I would not have thought this was quite true decades ago. But having been born at a time when the civil rights movement first began taking hold, and then living through the Vietnam War, Kent State, women’s rights, gay rights, AIDS, homelessness, nuclear proliferation and marriage equality, I’ve seen how it works. Societal shifts are only fueled through provocateurs that have a real and righteous point about injustice. Therefore it’s our job to take it to the streets, talk about it, write about it or even just write a check in order to make something happen. It moves at a snail’s pace but things ultimately evolve when we don’t give in or give up. #ICantBreathe.

NEWBORN BABY: Sam Van Buren

Forget Joe Cool.. meet Sam Cool

Forget Joe Cool.. meet Sam Cool

Who is Sam Van Buren, you might ask? Well, the coolest, snappiest and best-dressed baby I’ve ever seen – who happens to be the firstborn of my blog cohort and dear friend Holly Van Buren and her husband Michael.

Holly chooses the images and writes the captions for Notes and it might surprise you to know that she literally gave birth two months ago without missing a single week of choosing images, tagging and posting the blog. How is she able to do this along with everything else she is responsible for in her life – I HAVE NO IDEA!!   

It helps when Sam the Man looks like this...

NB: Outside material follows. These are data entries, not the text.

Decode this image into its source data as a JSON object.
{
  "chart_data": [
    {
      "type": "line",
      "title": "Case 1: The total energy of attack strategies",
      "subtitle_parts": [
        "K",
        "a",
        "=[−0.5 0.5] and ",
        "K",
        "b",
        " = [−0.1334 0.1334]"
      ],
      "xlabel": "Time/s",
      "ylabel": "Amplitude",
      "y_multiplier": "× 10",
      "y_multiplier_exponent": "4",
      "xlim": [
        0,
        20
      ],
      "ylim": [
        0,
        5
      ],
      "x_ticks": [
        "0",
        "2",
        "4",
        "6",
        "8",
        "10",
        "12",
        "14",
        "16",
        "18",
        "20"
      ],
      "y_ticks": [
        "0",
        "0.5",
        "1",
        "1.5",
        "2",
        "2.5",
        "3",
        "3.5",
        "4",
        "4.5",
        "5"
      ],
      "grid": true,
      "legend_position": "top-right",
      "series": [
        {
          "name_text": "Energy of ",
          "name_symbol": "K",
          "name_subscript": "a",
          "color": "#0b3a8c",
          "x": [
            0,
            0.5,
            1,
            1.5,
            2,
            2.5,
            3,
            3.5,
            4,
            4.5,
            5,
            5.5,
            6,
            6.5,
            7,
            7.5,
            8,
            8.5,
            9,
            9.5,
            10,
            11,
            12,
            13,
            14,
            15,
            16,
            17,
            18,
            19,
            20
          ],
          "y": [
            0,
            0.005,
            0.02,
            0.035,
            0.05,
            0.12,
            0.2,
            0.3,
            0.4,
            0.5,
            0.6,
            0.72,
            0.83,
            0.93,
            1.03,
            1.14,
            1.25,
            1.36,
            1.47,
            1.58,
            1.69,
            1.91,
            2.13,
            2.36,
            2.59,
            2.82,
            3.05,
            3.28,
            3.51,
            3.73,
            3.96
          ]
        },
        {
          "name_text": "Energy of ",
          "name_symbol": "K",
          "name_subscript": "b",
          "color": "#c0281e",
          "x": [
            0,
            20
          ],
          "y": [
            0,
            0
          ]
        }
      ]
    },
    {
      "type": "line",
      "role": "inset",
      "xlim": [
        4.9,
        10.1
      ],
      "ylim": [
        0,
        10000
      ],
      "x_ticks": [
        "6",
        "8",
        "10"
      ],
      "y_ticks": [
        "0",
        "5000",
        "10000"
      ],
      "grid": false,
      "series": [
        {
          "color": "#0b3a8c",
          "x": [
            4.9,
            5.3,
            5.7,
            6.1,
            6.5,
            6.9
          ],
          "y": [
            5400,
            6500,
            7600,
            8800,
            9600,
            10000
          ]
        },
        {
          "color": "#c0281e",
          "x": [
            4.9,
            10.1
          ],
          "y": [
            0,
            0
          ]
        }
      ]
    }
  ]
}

It helps when Sam looks like this…

Sam the Man, as I call him, takes great photos because he is able to both smile and come off as a hipster all at the same time. Again, I have no idea how to do this. But it does give me hope that one day as he gets older he might teach me. That is if I am not too old. Do not say – too late.

GQ baby of the year

GQ baby of the year

For myself, Holly and our marketing director Samantha Rabstein – who has a few surprises in store for 2015 – that’s all he wrote. In 2014, that is.